The Shape of True Love
Sometimes we look at relationships not for what they are, but for what we can get out of them. We look at communities, husbands, friends, sisters, all for what they give to us. This may be unconscious, but it is a very real temptation nonetheless. And it is damaging.
“I just want him to make me feel like I’m worth anything he could give me.”
“I enjoy Sarah. She tells me I’m right. She gives me the pity and self-esteem I need to deal with the rest of the people in my life. I like being around her.”
“If only he could make my day like he used to. Flowers would be nice, but I’d settle for a card.”
Whatever that’s called, it’s not called love.
The church in Corinth was getting a robust lesson from Paul about how their actions must match their claims to faith, including their actions of love. Paul was clear- there is a right way to view and treat their brothers and sisters in Christ! The central lesson: love is not about you. (1 Cor. 13)
With Valentine’s Day around the corner, let’s meditate briefly on what this means for our relationships, romantic or not.
Love is Patient and Kind.
Patient means not finessing the situation to get what you want. It means no rush. Love is putting another person’s needs in front of yours as you wait. While you wait to get to your destination. While you wait in making an important decision together. While you wait for life to get easier.
Kind means you want what is best for him or her and not what is best for you. Love leads you to think about their needs and how you can serve or surprise them.
Kindness means physical intimacy isn’t just about you. If you’re not married, you abstain and protect him (and yourself), because you want what’s best for him, knowing God has revealed it. If you’re married, you don’t use it for only your own benefit, but as a gift and service. Love is not about you.
Love Does Not Envy or Boast
Love doesn’t analyze who has the most, does it the best, or is the farthest along. Love doesn’t want what it doesn’t have right now with anger. Love isn’t possessive or controlling.
Love cares about another. Love isn’t adding notches to the belt, lines to the resume, or another “humblebrag” to social media. Remember, love is not about you.
Love is Not Arrogant or Rude
In arrogance we can often be puffed up about how great we are- how we look perhaps, but more often what we accomplish and how well we handle life. Like a horse in heat, prancing with her tail held high, we know how to swagger, so others notice. We look ridiculous, while thinking for a few seconds that the earth orbits around us.
Love is not rude. It’s not indecent or disgraceful. Love is willing to lose rather than make her point. Love is not about you.
Love Does Not Insist on its Own Way
Love doesn’t manipulate.
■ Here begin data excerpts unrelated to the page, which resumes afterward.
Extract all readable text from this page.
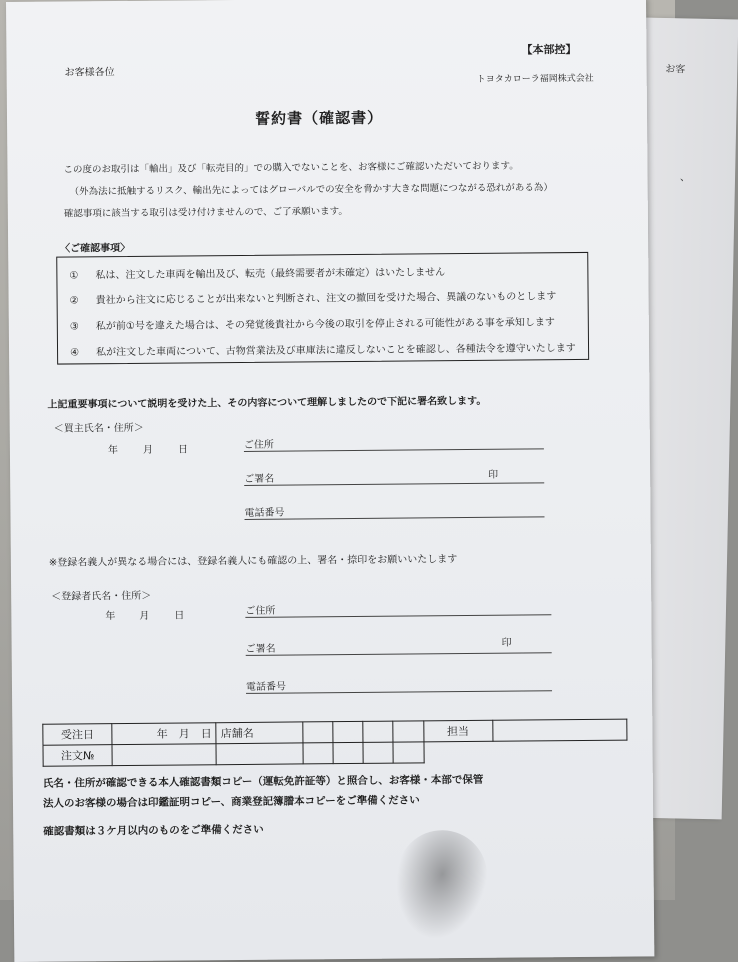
お客
、
【本部控】
お客様各位
トヨタカローラ福岡株式会社
誓約書（確認書）
この度のお取引は「輸出」及び「転売目的」での購入でないことを、お客様にご確認いただいております。
（外為法に抵触するリスク、輸出先によってはグローバルでの安全を脅かす大きな問題につながる恐れがある為）
確認事項に該当する取引は受け付けませんので、ご了承願います。
〈ご確認事項〉
① 私は、注文した車両を輸出及び、転売（最終需要者が未確定）はいたしません
② 貴社から注文に応じることが出来ないと判断され、注文の撤回を受けた場合、異議のないものとします
③ 私が前①号を違えた場合は、その発覚後貴社から今後の取引を停止される可能性がある事を承知します
④ 私が注文した車両について、古物営業法及び車庫法に違反しないことを確認し、各種法令を遵守いたします
上記重要事項について説明を受けた上、その内容について理解しましたので下記に署名致します。
＜買主氏名・住所＞
年 月 日	ご住所
ご署名	印
電話番号
※登録名義人が異なる場合には、登録名義人にも確認の上、署名・捺印をお願いいたします
＜登録者氏名・住所＞
年 月 日	ご住所
ご署名
印
電話番号
受注日	年　月　日	店舗名					担当	
注文№								
氏名・住所が確認できる本人確認書類コピー（運転免許証等）と照合し、お客様・本部で保管
法人のお客様の場合は印鑑証明コピー、商業登記簿謄本コピーをご準備ください
確認書類は３ケ月以内のものをご準備ください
Oh man, we do this so easily. We can subtly imply what it would be like if something else more favorable happened. We can be so smooth and controlling. Love does not shame either. We can shame people without even realizing what we’re doing. “Can you believe that she…” “I can’t believe that you…!” For shame! Ok, maybe only 80-year-old grandmas actually say “for shame,” but we’re doing the same thing without saying it. But this isn’t love. Oh God help us.
Friends and other loved ones are not for us to push around. Love isn’t fueled by power trips. Love is not about you.
Love is Not Irritable or Resentful. Not Rejoicing at Wrong, but With the Truth.
Love doesn’t hold a grudge. Love doesn’t rationalize unkind behavior. Love doesn’t exclude. Love forgives. Love realizes that you can feel affinity for or even loyalty to someone and not be loving them.
Love doesn’t ignore wrong but is willing to correct. Love knows that the ends don’t justify the means. Love is greater than fear and so, it rejoices when the truth comes out. Love is not about you.
God, help open our eyes so that we love.
Just Love Harder
Love bears all things, believes all things, hopes all things, endures all things.
All things? All things?! When I’m completely honest, this is not the kind of love I can give on my own. I’ve tried to muster up this kind of love, but the “Taylor, just love harder” approach doesn’t work.
But there is One who loves like this. One who has loved with faithfulness that didn’t end. He endured us shaking our fists and ignoring what He wanted. He bore to the point of pain and death.
There was a time when love was about you.
Jesus didn’t come because you were performing well. It wasn’t for what he could get out of a relationship with you. It was because he put others above himself, and He loved you. (Phil. 2:5-8)
Jesus is patient and kind. Jesus does not envy or boast; he is not arrogant or rude. He did not insist on his own way. He is not irritable or resentful. He does not rejoice at wrong doing, but rejoices with the truth. Jesus bears all things, believes all things, hopes all things, and endures all things.
Love is sacrificial. Love has the big picture at heart- the picture of eternity and the work of God. Because of this, the love we show to others this week cannot be about us. Rather, it’s modeled after Jesus and comes from him. It’s love about others.